Figure 8b shows the experimental V_B values for the Tb³⁺-doped core-cladding fiber at different wavelengths. At 1330 nm, the V_B value was −6.74 rad T⁻¹ m⁻¹, corresponding to an approximately seven-fold enhancement, compared to a commercial SMF measured at 1310 nm (V_B = 0.876 rad T⁻¹ m⁻¹) [20]. Although total internal reflection occurred within the fiber core, the experimental V_B values differed from those of the precursor bulk glasses. For example, at 650 and 1330 nm, the V_B values for the core-cladding fiber and the core precursor glass were −29.5 and −6.74 rad T⁻¹ m⁻¹ and −63.4 and −17.8 rad T⁻¹ m⁻¹, respectively.

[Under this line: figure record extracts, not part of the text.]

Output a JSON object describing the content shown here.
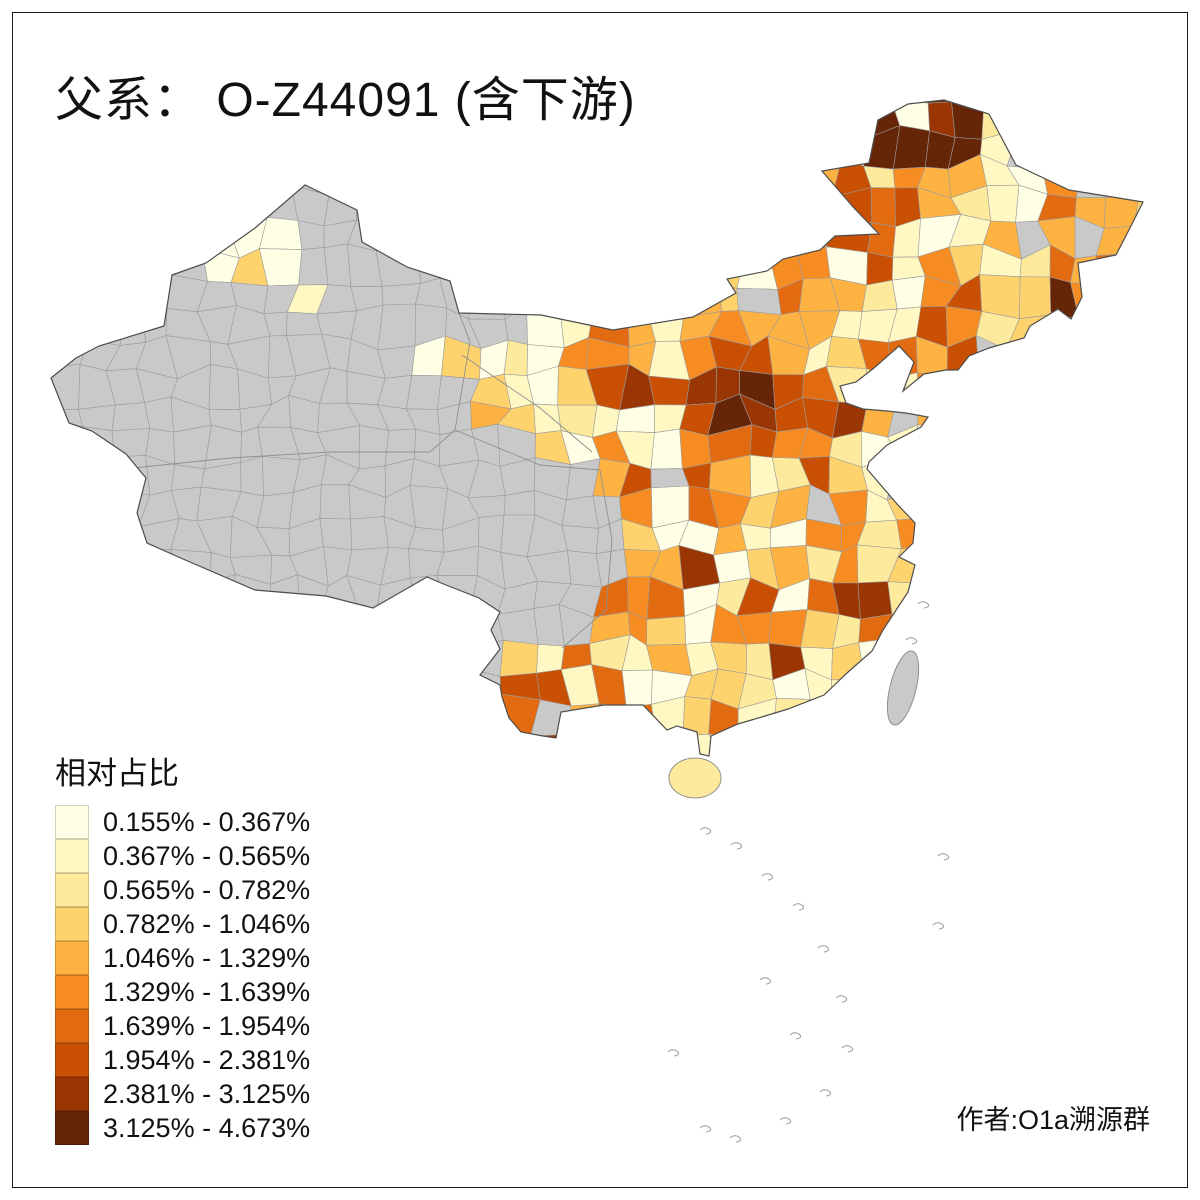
{
  "title": "父系： O-Z44091 (含下游)",
  "legend": {
    "title": "相对占比",
    "no_data_color": "#C9C9C9",
    "classes": [
      {
        "label": "0.155% - 0.367%",
        "color": "#FFFFE5"
      },
      {
        "label": "0.367% - 0.565%",
        "color": "#FFF8C2"
      },
      {
        "label": "0.565% - 0.782%",
        "color": "#FEEA9D"
      },
      {
        "label": "0.782% - 1.046%",
        "color": "#FED36D"
      },
      {
        "label": "1.046% - 1.329%",
        "color": "#FEB241"
      },
      {
        "label": "1.329% - 1.639%",
        "color": "#F78C22"
      },
      {
        "label": "1.639% - 1.954%",
        "color": "#E26A11"
      },
      {
        "label": "1.954% - 2.381%",
        "color": "#C94F03"
      },
      {
        "label": "2.381% - 3.125%",
        "color": "#9A3504"
      },
      {
        "label": "3.125% - 4.673%",
        "color": "#662506"
      }
    ]
  },
  "author": "作者:O1a溯源群"
}
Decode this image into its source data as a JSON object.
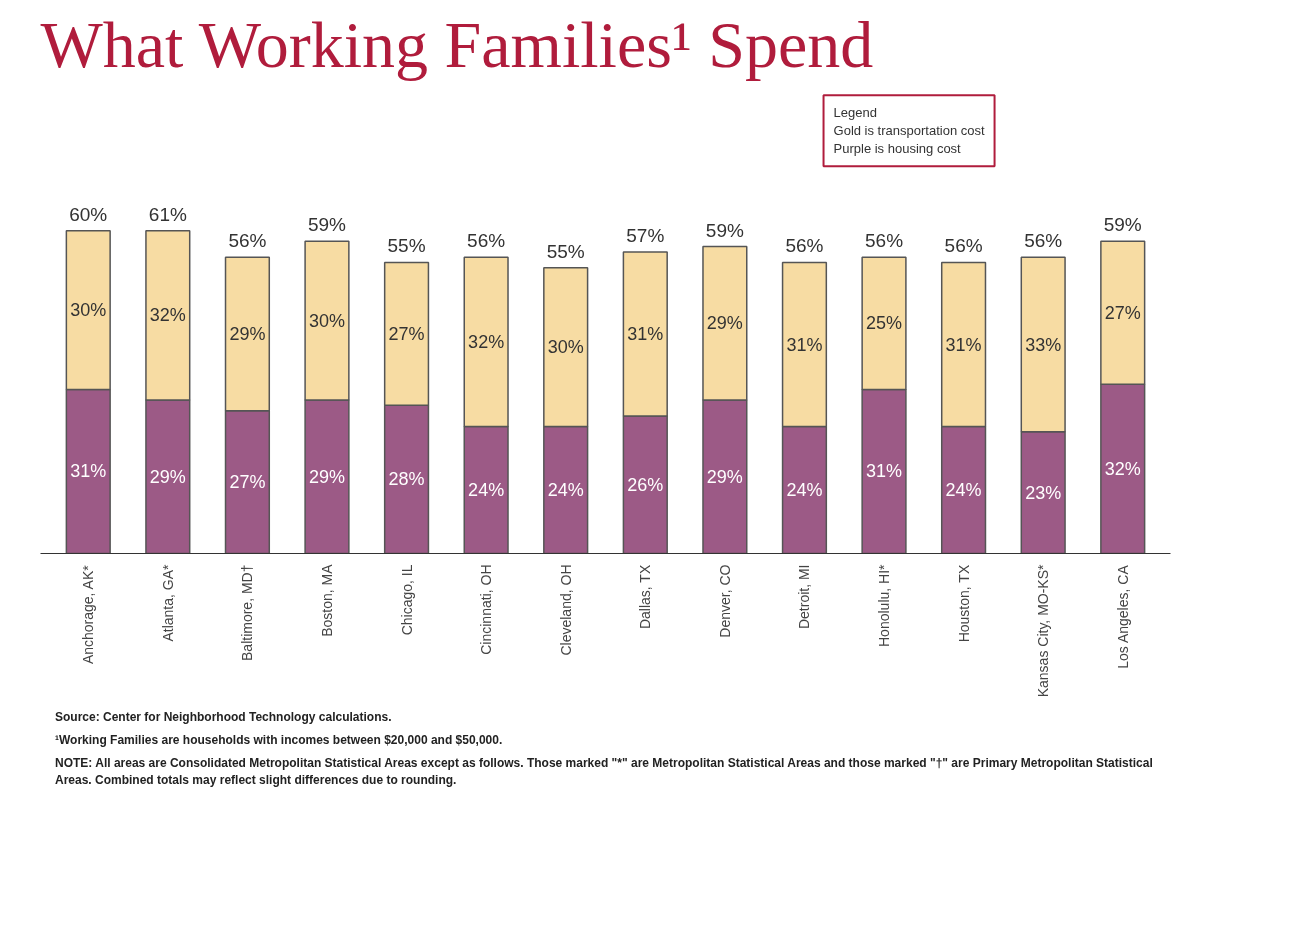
{
  "chart_data": {
    "type": "bar",
    "title": "What Working Families¹ Spend",
    "categories": [
      "Anchorage, AK*",
      "Atlanta, GA*",
      "Baltimore, MD†",
      "Boston, MA",
      "Chicago, IL",
      "Cincinnati, OH",
      "Cleveland, OH",
      "Dallas, TX",
      "Denver, CO",
      "Detroit, MI",
      "Honolulu, HI*",
      "Houston, TX",
      "Kansas City, MO-KS*",
      "Los Angeles, CA"
    ],
    "stacked": true,
    "series": [
      {
        "color": "#9c5a86",
        "values": [
          31,
          29,
          27,
          29,
          28,
          24,
          24,
          26,
          29,
          24,
          31,
          24,
          23,
          32
        ],
        "value_labels": [
          "31%",
          "29%",
          "27%",
          "29%",
          "28%",
          "24%",
          "24%",
          "26%",
          "29%",
          "24%",
          "31%",
          "24%",
          "23%",
          "32%"
        ]
      },
      {
        "color": "#f7dca3",
        "values": [
          30,
          32,
          29,
          30,
          27,
          32,
          30,
          31,
          29,
          31,
          25,
          31,
          33,
          27
        ],
        "value_labels": [
          "30%",
          "32%",
          "29%",
          "30%",
          "27%",
          "32%",
          "30%",
          "31%",
          "29%",
          "31%",
          "25%",
          "31%",
          "33%",
          "27%"
        ]
      }
    ],
    "totals": [
      "60%",
      "61%",
      "56%",
      "59%",
      "55%",
      "56%",
      "55%",
      "57%",
      "59%",
      "56%",
      "56%",
      "56%",
      "56%",
      "59%"
    ],
    "grid": false,
    "annotations": [
      "Legend\nGold is transportation cost\nPurple is housing cost",
      "Source: Center for Neighborhood Technology calculations.",
      "¹Working Families are households with incomes between $20,000 and $50,000.",
      "NOTE: All areas are Consolidated Metropolitan Statistical Areas except as follows. Those marked \"*\" are Metropolitan Statistical Areas and those marked \"†\" are Primary Metropolitan Statistical Areas.  Combined totals may reflect slight differences due to rounding."
    ]
  }
}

This behavior was addressed in two earlier theoretical and experimental studies of the Faraday effect in single-mode fibers [24,37]. Yoshino et al. reported the first work demonstrating that the effect of modal field spreading in the core and cladding of a fiber can contribute to differences in V_B between the precursor glass and the core in single-mode optical fibers [37]. As a result, it was possible to calculate the so-called effective Verdet constant (V_eff) theoretically, using experimental parameters such as the V_B values of the core and cladding and their respective refractive indices. In other words, this theory demonstrates that the total V_eff for the fiber differs from the values for the precursor bulk glass samples. Subsequently, Sun et al. reported theoretical calculations of V_eff using fiber parameters including experimental V_B values for the core and cladding bulk glass precursors of a 25 wt% terbium-doped core phosphate fiber with 6 wt% lanthanum-doped cladding [24]. In this case, the theoretically calculated V_eff for the Tb³⁺-doped core phosphate fiber was −6.2 ± 0.4 rad⁻¹ T⁻¹ m⁻¹ (at 1053 nm), while V_B for the core precursor glass was −9.3 rad T⁻¹ m⁻¹. According to Barczak et al., few published works have described glass compositions with high thermal stability that are suitable for drawing into optical fibers for magneto-optical applications while also reporting their Verdet constant (V_B) values [38]. In this work, although a multimode fiber was produced and characterized, the theoretical studies reported in the literature for single-mode fibers provided a useful basis for explaining the differences in V_B values between the bulk precursor glasses and the core-cladding fiber.

4. Conclusions

This work reports the design and fabrication of a core-cladding glass preform obtained by rotational casting and rod-in-tube techniques, followed by the successful drawing of a magneto-optical borogermanate fiber doped with a high concentration of Tb³⁺ ions. The thermal, optical, morphological, and magneto-optical properties of the precursor glasses and the terbium-doped core-cladding fiber were systematically investigated. The BGB-8Tb (cladding) and BGB-9Tb (core) compositions presented thermal stability parameters higher than 200 °C, showing that they were thermally stable against devitrification and making them excellent candidates for fiber manufacturing. After the drawing process, a magneto-optical core-cladding fiber with a 227 μm diameter was obtained. The fiber exhibited a minimum optical attenuation of 13 dB m⁻¹ at 1270 nm and a numerical aperture of 0.183. In magneto-optical characterization, the core-cladding fiber presented a Verdet constant (V_B) of −6.74 rad T⁻¹ m⁻¹ at 1330 nm. Nevertheless, there are significant possibilities for studying the magneto-optical applications of these fibers at 1310 nm, as this wavelength lies in the “O-band”, which is standard for short- to medium-distance communication links. In summary, this work successfully demonstrated the design, fabrication, and characterization of a Tb³⁺-doped borogermanate core-cladding optical fiber offering enhanced magneto-optical properties, with strong potential for use in advanced Faraday rotation devices.